Robert's Rules
on Parliamentary

According to

California State Association of Parliamentarians


Survival Tips on
Robert's Rules of Order

The Agenda - Choreography of Rights and Abuses

The more serious an issue is, the more the reason to insist that the issue be included on the agenda, and that the agenda includes explicit starting time for each major section.
The easiest way to defeat an issue is to take so much meeting time so that the issue never comes up. If the agenda specifies times for the major sections, you can always assure that your issue will be addressed before the meeting is adjourned.

An agenda according to Robert's (RONR(10th ed.),p.342-351), with a few comments.

  1. Reading and approval of the minutes.
    (Motion to approve is not necessary. The minutes are either approved as read or as corrected, but without a vote.)

  2. Reports of Officers, Boards, Standing Committees.
    (This includes correspondence, treasurer's report, etc. Treasurer's report is never adopted or voted upon unless it has been audited. )
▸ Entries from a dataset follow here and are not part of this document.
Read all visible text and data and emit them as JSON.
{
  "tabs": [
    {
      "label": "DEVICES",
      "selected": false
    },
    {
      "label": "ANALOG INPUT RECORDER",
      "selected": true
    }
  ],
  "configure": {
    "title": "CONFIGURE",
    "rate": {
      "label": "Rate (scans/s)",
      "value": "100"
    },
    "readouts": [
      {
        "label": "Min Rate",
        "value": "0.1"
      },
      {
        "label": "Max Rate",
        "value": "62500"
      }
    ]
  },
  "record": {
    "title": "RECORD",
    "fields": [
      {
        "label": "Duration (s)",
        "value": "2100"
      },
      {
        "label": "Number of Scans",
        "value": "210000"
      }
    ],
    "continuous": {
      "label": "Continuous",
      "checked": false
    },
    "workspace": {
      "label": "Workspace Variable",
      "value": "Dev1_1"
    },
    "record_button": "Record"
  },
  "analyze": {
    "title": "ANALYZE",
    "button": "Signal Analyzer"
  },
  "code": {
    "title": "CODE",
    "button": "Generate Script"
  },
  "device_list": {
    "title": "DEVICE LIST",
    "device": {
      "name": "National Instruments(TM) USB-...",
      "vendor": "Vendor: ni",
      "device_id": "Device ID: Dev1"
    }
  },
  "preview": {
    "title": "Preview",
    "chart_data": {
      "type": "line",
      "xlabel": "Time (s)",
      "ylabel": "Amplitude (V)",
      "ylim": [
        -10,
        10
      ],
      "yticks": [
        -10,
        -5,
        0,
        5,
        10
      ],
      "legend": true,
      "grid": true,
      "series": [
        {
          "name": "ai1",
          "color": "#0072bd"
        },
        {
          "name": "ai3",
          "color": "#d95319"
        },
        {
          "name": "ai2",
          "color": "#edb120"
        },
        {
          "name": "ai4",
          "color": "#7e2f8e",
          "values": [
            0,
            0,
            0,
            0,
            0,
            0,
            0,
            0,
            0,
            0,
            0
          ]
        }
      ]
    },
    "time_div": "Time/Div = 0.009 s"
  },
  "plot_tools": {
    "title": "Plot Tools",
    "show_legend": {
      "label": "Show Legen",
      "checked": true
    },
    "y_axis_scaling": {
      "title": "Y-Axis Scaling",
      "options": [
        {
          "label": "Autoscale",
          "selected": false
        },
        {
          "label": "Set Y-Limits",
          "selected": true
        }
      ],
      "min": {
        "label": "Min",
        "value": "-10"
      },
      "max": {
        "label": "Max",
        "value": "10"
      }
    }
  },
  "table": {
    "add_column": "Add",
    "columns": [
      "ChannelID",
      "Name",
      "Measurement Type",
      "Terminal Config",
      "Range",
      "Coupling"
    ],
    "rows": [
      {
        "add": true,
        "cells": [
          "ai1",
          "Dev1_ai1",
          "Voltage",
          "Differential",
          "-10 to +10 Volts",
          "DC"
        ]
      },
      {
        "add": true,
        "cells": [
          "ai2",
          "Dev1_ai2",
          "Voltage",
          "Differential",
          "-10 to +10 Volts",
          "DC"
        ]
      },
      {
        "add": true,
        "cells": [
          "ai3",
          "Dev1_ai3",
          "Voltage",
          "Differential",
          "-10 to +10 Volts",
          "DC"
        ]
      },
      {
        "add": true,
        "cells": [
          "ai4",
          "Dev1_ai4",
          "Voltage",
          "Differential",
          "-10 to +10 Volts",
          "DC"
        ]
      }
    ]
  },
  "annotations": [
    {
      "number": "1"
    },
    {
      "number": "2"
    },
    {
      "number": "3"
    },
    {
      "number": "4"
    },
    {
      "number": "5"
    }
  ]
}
  3. Reports of Special Committees.
    (Each report could conclude with a motion which the assembly must address.)

  4. Special Orders.
    (Any motion which was adopted as a Special Order which guarantees that the motion will be dealt with before the meeting is adjourned.)

  5. Unfinished Business and General Orders.
    (Any issue which was not concluded, was postponed, or was tabled during the prior meeting. The secretary's minutes should inform the chair which items to add to this section. Only a clueless chair would ask the assembly, 'Is there any unfinished business?')

  6. New Business.
    (This is when the chair and the parliamentarian can be surprised by the sequence of events. It is best to always anticipate issues the membership may present, or else be embarrassed by the complications.
    It is at this time that announcements, educational programs, and speakers are introduced.)

  7. Adjournment.
    (A motion to adjourn may be made at any time of the meeting. The assembly should never be forced to meet longer than it is willing to meet.)